Collaborative research: Universality phenomena and several hard problems of non-homogeneous Harmonic Analysis

合作研究：非齐次调和分析的普遍性现象及若干难题

• 批准号: 1265623
• 负责人: Fedor Nazarov
• 金额: $ 17.1万
• 依托单位: Kent State University
• 依托单位国家: 美国
• 项目类别: Continuing Grant
• 财政年份: 2013
• 资助国家: 美国
• 起止时间: 2013-06-01 至 2017-05-31
• 项目状态: 已结题
• 来源: https://www.nsf.gov/awardsearch/showAward?AWD_ID=1265623&HistoricalAwards=false
• 关键词: Collaborative; research; Universality; phenomena; several

This collaborative mathematics research project by Fedor Nazarov, Serguei Treil and Alexander Volberg is in the area of harmonic analysis. Nazarov, Treil and Volberg will concentrate their efforts on several well-known hard problems in non-homogeneous harmonic analysis, geometric measure theory, and spectral theory.

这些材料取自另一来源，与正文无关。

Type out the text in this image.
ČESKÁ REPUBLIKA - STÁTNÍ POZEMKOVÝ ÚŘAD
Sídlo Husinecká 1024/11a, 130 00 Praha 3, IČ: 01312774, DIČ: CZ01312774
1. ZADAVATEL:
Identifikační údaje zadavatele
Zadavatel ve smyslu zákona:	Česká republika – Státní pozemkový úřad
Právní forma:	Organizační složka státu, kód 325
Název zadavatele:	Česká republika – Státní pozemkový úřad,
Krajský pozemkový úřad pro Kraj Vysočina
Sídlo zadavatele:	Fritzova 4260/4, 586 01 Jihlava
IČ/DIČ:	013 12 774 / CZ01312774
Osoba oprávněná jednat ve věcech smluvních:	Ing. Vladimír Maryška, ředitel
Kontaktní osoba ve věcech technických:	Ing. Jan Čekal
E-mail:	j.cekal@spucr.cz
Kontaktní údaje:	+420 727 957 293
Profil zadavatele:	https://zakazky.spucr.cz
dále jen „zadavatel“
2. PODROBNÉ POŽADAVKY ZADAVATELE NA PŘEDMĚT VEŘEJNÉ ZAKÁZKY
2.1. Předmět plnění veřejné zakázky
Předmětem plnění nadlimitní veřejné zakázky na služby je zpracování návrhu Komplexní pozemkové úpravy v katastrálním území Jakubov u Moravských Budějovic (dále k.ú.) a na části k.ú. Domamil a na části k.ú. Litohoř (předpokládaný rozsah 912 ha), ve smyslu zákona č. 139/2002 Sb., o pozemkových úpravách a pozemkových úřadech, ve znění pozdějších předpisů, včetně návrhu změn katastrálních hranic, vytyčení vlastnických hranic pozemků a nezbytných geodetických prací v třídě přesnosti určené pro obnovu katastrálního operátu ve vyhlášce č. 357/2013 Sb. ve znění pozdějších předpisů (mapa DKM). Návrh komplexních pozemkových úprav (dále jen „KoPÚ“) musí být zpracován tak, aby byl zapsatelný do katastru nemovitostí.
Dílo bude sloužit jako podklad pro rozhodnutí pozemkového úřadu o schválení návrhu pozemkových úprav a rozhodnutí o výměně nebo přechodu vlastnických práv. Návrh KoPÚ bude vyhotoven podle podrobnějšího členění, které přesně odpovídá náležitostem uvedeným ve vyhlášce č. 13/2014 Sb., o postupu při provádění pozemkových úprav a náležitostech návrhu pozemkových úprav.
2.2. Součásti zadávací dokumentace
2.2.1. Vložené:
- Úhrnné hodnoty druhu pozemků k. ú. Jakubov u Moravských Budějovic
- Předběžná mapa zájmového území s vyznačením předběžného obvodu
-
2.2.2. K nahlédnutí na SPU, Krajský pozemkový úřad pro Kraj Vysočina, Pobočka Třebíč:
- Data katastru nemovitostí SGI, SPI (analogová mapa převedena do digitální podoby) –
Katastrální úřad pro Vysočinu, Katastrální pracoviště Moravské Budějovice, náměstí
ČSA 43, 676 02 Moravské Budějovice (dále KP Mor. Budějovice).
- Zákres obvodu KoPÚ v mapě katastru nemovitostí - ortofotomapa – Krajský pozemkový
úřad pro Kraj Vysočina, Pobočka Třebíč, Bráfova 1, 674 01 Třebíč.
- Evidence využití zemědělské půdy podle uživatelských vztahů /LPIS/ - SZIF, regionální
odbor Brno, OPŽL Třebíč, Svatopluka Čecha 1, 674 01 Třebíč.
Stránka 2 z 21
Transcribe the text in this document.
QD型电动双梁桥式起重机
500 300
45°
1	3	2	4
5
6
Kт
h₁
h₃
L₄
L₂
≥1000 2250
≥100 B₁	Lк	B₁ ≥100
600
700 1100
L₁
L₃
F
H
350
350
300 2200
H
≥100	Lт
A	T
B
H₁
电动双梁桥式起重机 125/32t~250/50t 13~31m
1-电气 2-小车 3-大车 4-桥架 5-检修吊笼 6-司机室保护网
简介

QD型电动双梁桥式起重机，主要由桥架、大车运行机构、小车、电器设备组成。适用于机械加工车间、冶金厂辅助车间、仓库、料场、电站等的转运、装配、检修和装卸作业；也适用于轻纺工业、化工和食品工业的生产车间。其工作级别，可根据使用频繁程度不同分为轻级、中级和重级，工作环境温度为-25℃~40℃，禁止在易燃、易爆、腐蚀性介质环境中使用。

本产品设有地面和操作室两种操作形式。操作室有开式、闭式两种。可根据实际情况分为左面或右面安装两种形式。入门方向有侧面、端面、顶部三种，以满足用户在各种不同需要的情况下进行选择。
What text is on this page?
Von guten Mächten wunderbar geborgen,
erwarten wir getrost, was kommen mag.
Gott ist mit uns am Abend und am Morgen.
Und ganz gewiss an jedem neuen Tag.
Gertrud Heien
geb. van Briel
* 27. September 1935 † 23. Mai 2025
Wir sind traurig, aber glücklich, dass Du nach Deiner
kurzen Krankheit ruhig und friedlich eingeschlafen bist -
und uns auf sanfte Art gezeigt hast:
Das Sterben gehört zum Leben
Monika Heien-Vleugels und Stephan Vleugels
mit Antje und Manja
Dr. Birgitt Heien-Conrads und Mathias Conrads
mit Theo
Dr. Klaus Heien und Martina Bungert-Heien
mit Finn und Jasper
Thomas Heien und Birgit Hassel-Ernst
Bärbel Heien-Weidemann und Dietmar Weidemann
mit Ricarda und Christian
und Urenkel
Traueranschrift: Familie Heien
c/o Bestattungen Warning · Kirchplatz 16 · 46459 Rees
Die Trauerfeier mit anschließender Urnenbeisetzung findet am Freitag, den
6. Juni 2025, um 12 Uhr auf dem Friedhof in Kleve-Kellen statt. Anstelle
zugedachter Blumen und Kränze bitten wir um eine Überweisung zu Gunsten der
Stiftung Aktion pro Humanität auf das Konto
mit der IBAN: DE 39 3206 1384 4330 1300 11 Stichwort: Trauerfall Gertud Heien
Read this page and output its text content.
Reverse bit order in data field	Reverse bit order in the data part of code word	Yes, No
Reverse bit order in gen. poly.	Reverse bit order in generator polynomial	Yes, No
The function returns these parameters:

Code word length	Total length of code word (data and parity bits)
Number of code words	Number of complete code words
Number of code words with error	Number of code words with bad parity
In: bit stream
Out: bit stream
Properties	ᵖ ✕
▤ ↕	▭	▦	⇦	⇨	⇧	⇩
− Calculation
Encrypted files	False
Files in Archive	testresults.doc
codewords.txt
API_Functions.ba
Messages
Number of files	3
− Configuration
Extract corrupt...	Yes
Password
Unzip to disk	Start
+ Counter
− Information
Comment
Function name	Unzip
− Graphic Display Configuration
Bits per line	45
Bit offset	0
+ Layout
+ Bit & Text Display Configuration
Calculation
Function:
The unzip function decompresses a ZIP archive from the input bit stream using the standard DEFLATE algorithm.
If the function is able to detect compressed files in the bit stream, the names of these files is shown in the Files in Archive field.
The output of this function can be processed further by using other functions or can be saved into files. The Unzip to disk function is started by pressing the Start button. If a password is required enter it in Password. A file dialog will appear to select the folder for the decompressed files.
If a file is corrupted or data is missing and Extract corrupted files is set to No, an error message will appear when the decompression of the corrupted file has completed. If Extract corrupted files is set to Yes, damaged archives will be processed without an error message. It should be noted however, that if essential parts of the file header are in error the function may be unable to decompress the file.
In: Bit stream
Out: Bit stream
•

The common theme among majority of the problems is the so-called universality" phenomenon, i.e. the fact that in many situations the boundedness of one operator (or a small collection of operators) implies that a much wider class of operators is bounded as well. Most of the problems lie in the realm of the non-homogeneous harmonic analysis, where underlying sets and measures are highly irregular. Singular integral operators with respect to singular measures and very irregular sets appear naturally in many problems of analysis. One of the motivations for the one-weight non-homogeneous case was the study of analytic capacity. The more sophisticated two-weight estimates of singular operators appear naturally in spectral theory and in the perturbation theory of self-adjoint operators. These problems are notoriously difficult, but using new techniques recently developed by Nazarov, Treil and Volberg and other researchers, they expect to make fundamental progress in the problems. This collaborative mathematics research project by Nazarov, Treil and Volberg is focused in the field of harmonic analysis, which is known to have fundamental applications to other disciplines, most notably to the analysis of large data sets, to image processing, and to the study of wave propagation. The results and mathematical tools that will be developed through this project could also have a bearing on other areas of mathematics, such as mathematical physics, partial differential equations, probability. The project will provide a good training ground for graduate students as well as for mathematicians at the beginning of their careers. Nazarov, Treil and Volberg anticipate an active involvement of their graduate students and postdocs in the project.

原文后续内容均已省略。